(1.) THIS revision application arises out of a suit by the applicant (hereinafter called plaintiff) against the non-applicant (hereinafter called defendant), which was dismissed by the third Subordinate Judge, First Class, Nagpur, exercising powers under the Small Cause Courts Act.
(2.) THE plaintiff's case is that the defendant, who was not a member of the Nagpur Chamber of Commerce, desired to enter into forward delivery contracts in yarn. As the rules of the Nagpur Chamber of Commerce permit such dealings only between its members, the defendant had to enter into an agreement with the plaintiff (who is the member of the Nagpur Chamber of Commerce) whereunder the plaintiff in consideration of receiving from the defendant adat, commission and interest undertook to act as defendant's kachha adtya (commission agent). Under the system in vogue in the local market a kachha adtya places himself in a position of an agent for an undisclosed principal in relation to the opposite party with whom forward delivery contracts are entered into for the constituent (such as the defendant was in this case), and renders himself liable to the opposite party for payment of the amounts found due on those transactions. The system of kachhi adat in vogue in Bombay, and which is not in any way different from the one in vogue at Nagpur, is explained in Fakirchand Lalchand v. Doolub Govindji (05) 7 Bom. L.R. 213 and Mukund Chand v. Sobhagmal Gianmal A.I.R. 1925 Bom. 79. In the appeal from the latter case their Lordships of the Privy Council in Sobhagmal Gianmal v.

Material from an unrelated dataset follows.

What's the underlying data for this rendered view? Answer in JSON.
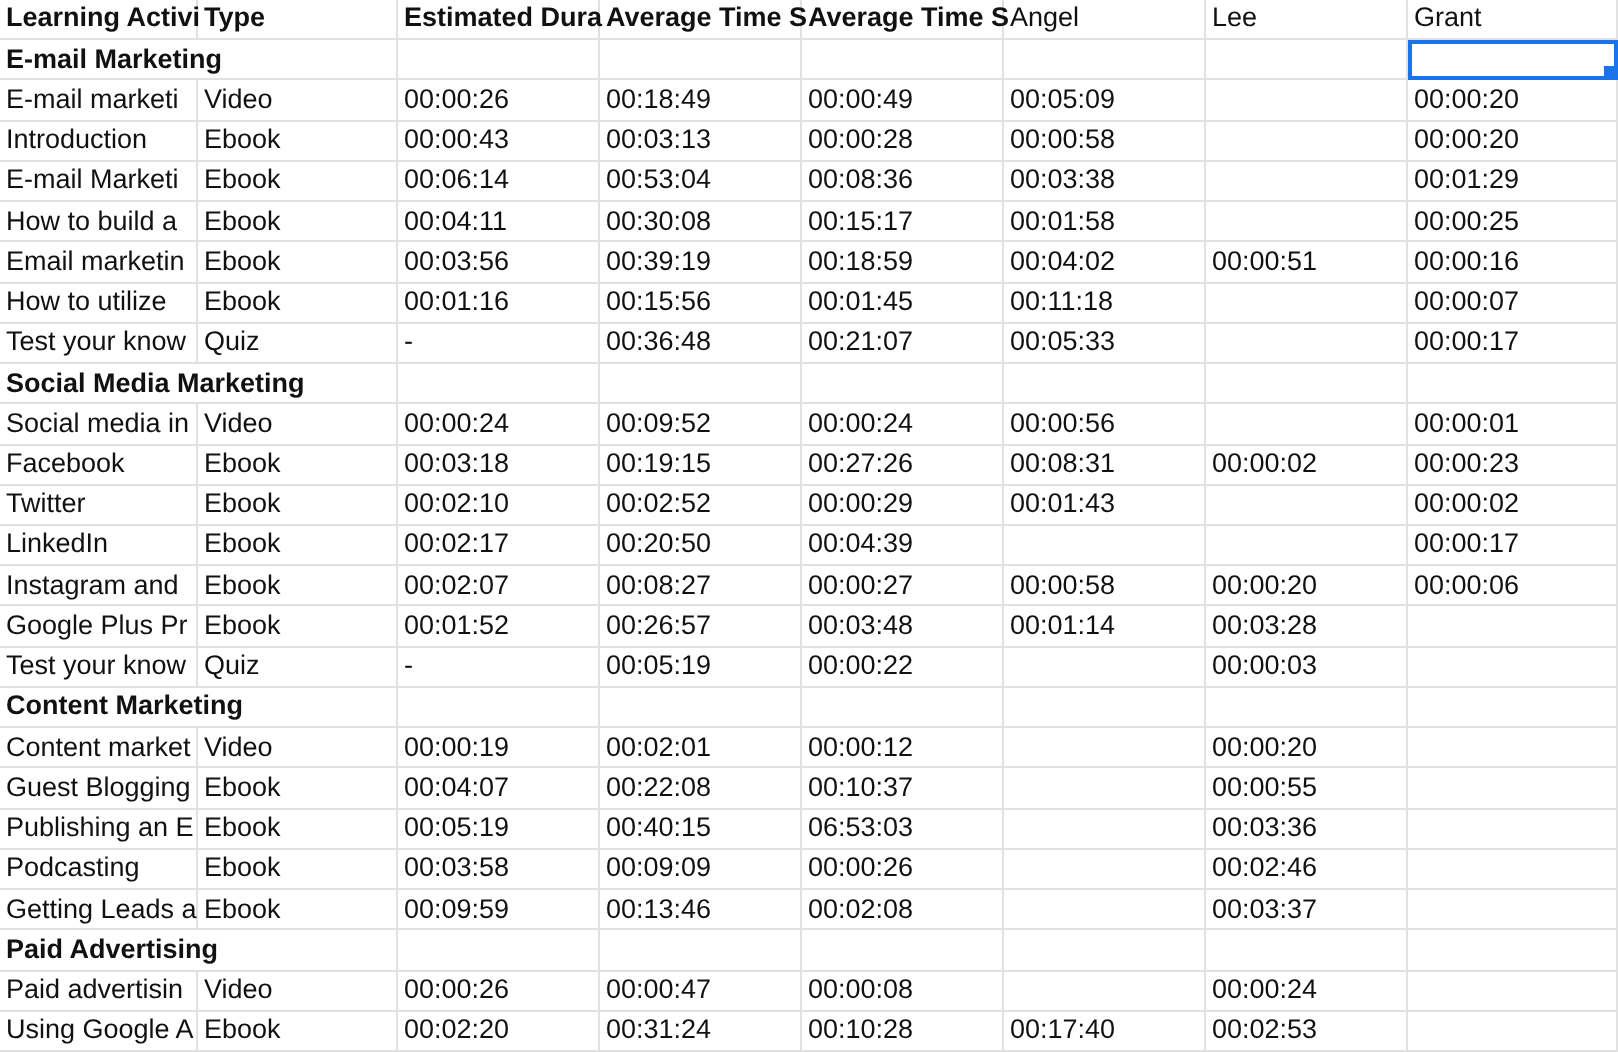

Mukundchand Balia A.I.R. 1926 P.C. 119 described the system of kachhi adat in the following words: When a Katcha Adatia enters into transactions under instructions from and on behalf of his up-country constituent with a third party in Bombay, he makes privity of contract between the third party and the constituent, so that each becomes liable to the other but also he renders himself responsible on the contract to the third party.
(3.) THE defendant's defence is one of wholesale denial. According to him he did not know the plaintiff, never entered into any agreement of kachhi adat and never entered into any forward delivery contract. He claimed the dismissal of the plaintiff's suit with compensatory costs being awarded against the plaintiff on the ground the suit was wholly false.